21 апреля 1823 года из утопающего в яблоневом цвету Симферополя выехала, держа путь на север, добротная карета с темными, наглухо задернутыми шторами. Принадлежала она таврическому губернатору Н. И. Перовскому, однако, губернатора в ней не было. Вместо него в карете находились: доктор Ланг, специалист по психическим болезням, двое дюжих санитаров, а между ними – маленький, щуплый человечек со свежим шрамом на горле. Это был почетный библиотекарь Императорской Публичной библиотеки Константин Батюшков.

Звание почетного библиотекаря считалось в те времена весьма престижным и присваивалось за исключительные заслуги. Таковыми были признаны литературные работы Батюшкова, в особенности его снискавшие всеобщее одобрение «Опыты в стихах и прозе». Жалованья, правда, почетному библиотекарю не полагалось (а вечно страдавшему от безденежья Батюшкову оно было б весьма кстати), но открывался путь к службе, и скоро поэт ее получил, причем службу в милой его сердцу Италии, родине великого Тассо, которого он давно и самозабвенно переводил.

Но вот беда: солнечная Италия если и развеяла хандру русского поэта, то ненадолго. Скоро он заскучал, выпросил отпуск, вернулся в Россию, исчез куда-то и объявился нежданно-негаданно в Симферополе. Здесь он кое-как промыкался зиму и в первый же весенний день перерезал себе горло.

К счастью, рана оказалась не смертельной: безумца спасли. Едва оправившись, он хотел выпрыгнуть в окно (схватили), пытался бежать (не дали), требовал, чтобы ему вернули отнятую шпагу (не послушались).
«Я не в силах ни утешить его, ни предотвратить неминуемое несчастье», – совершенно растерявшись, доносит таврический губернатор министру иностранных дел Карлу Васильевичу Нессельроде, в ведении которого числился каникулярный дипломат. А спустя день отправил бедолагу в Петербург в той самой карете с темными шторами.

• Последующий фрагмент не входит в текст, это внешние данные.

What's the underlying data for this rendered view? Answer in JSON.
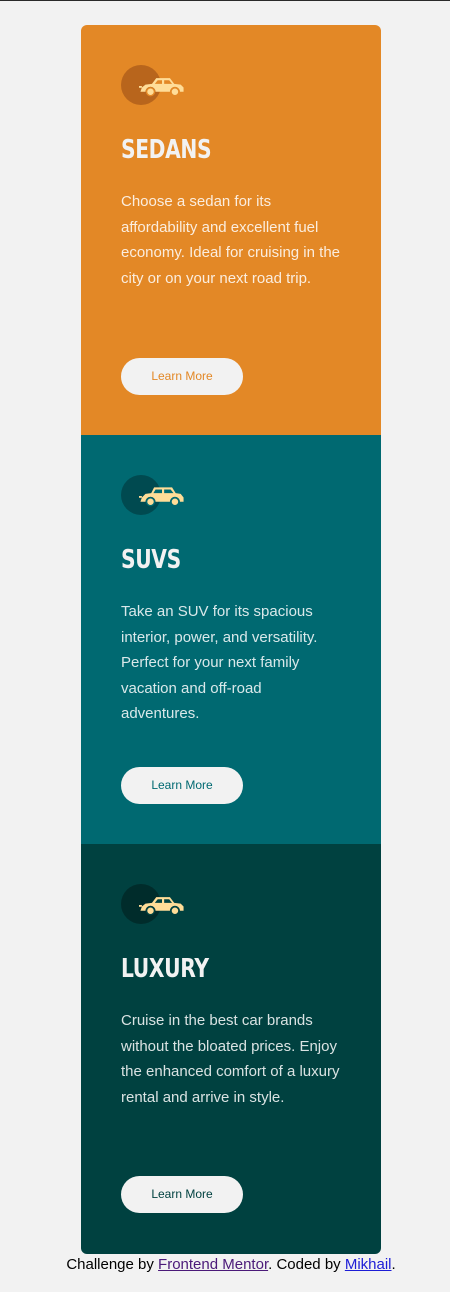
{
  "cards": [
    {
      "title": "SEDANS",
      "text": "Choose a sedan for its affordability and excellent fuel economy. Ideal for cruising in the city or on your next road trip.",
      "button": "Learn More",
      "icon": "sedan-car-icon",
      "bg_color": "#e38826",
      "accent_color": "#e38826",
      "icon_circle_color": "#b8651c"
    },
    {
      "title": "SUVS",
      "text": "Take an SUV for its spacious interior, power, and versatility. Perfect for your next family vacation and off-road adventures.",
      "button": "Learn More",
      "icon": "suv-car-icon",
      "bg_color": "#006971",
      "accent_color": "#006971",
      "icon_circle_color": "#004a50"
    },
    {
      "title": "LUXURY",
      "text": "Cruise in the best car brands without the bloated prices. Enjoy the enhanced comfort of a luxury rental and arrive in style.",
      "button": "Learn More",
      "icon": "luxury-car-icon",
      "bg_color": "#004140",
      "accent_color": "#004140",
      "icon_circle_color": "#002c2b"
    }
  ],
  "attribution": {
    "prefix": "Challenge by ",
    "link1": "Frontend Mentor",
    "middle": ". Coded by ",
    "link2": "Mikhail",
    "suffix": "."
  },
  "colors": {
    "page_bg": "#f2f2f2",
    "car_icon": "#ffdd98"
  }
}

Но то был еще не полный крах. До окончательного помутнения рассудка и окончательного диагноза, который вынесет консилиум немецких врачей, пришедших к выводу, что болезнь неизлечима, еще добрых четыре года. Пока же поэт много времени проводит с друзьями и при этом нередко выказывает прежнюю ясность ума.

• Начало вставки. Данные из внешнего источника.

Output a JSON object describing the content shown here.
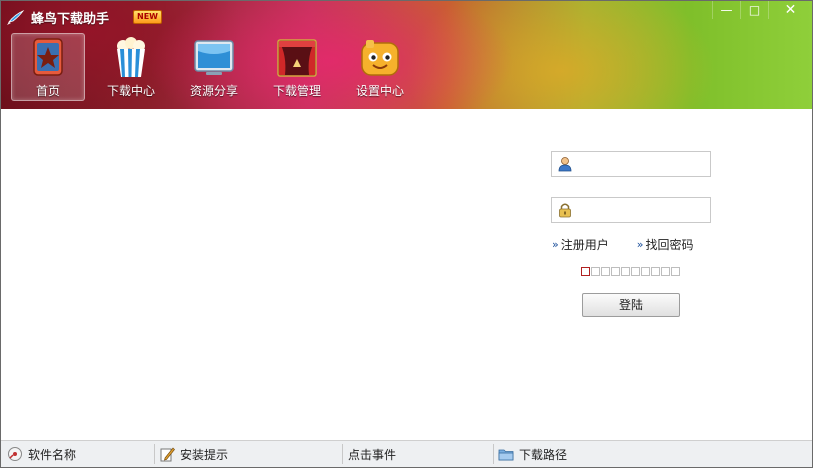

«Все, что он говорил со мною, не показывает сумасшествия, – с удовлетворением и надеждой констатирует Жуковский. Однако прибавляет: – Если, конечно, не коснешься главного: его любви, друзей, правительства».

С друзьями ясно: как и прежде, принимает близко к сердцу все их удачи и неудачи; ясно с правительством, которое олицетворяет для него, прежде всего, граф Нессельроде (временами поэту чудится, что тот спрятался у него в печке), но вот любовь, поставленная Жуковским по силе воздействия на первое место? Что здесь имеется в виду?

Любовная лирика Батюшкова напряженна, драматична и носит характер явно адресный. Это стихи не о любви вообще, а о любви к конкретной женщине. Вот только имя таковой удается раскрыть далеко не всегда. Так, никаких результатов не дали поиски рижского купца Мюгеля, а именно в его доме жил в 1807 году раненный в Гейльсбергском сражении с наполеоновскими войсками двадцатилетний ополченец Константин Батюшков.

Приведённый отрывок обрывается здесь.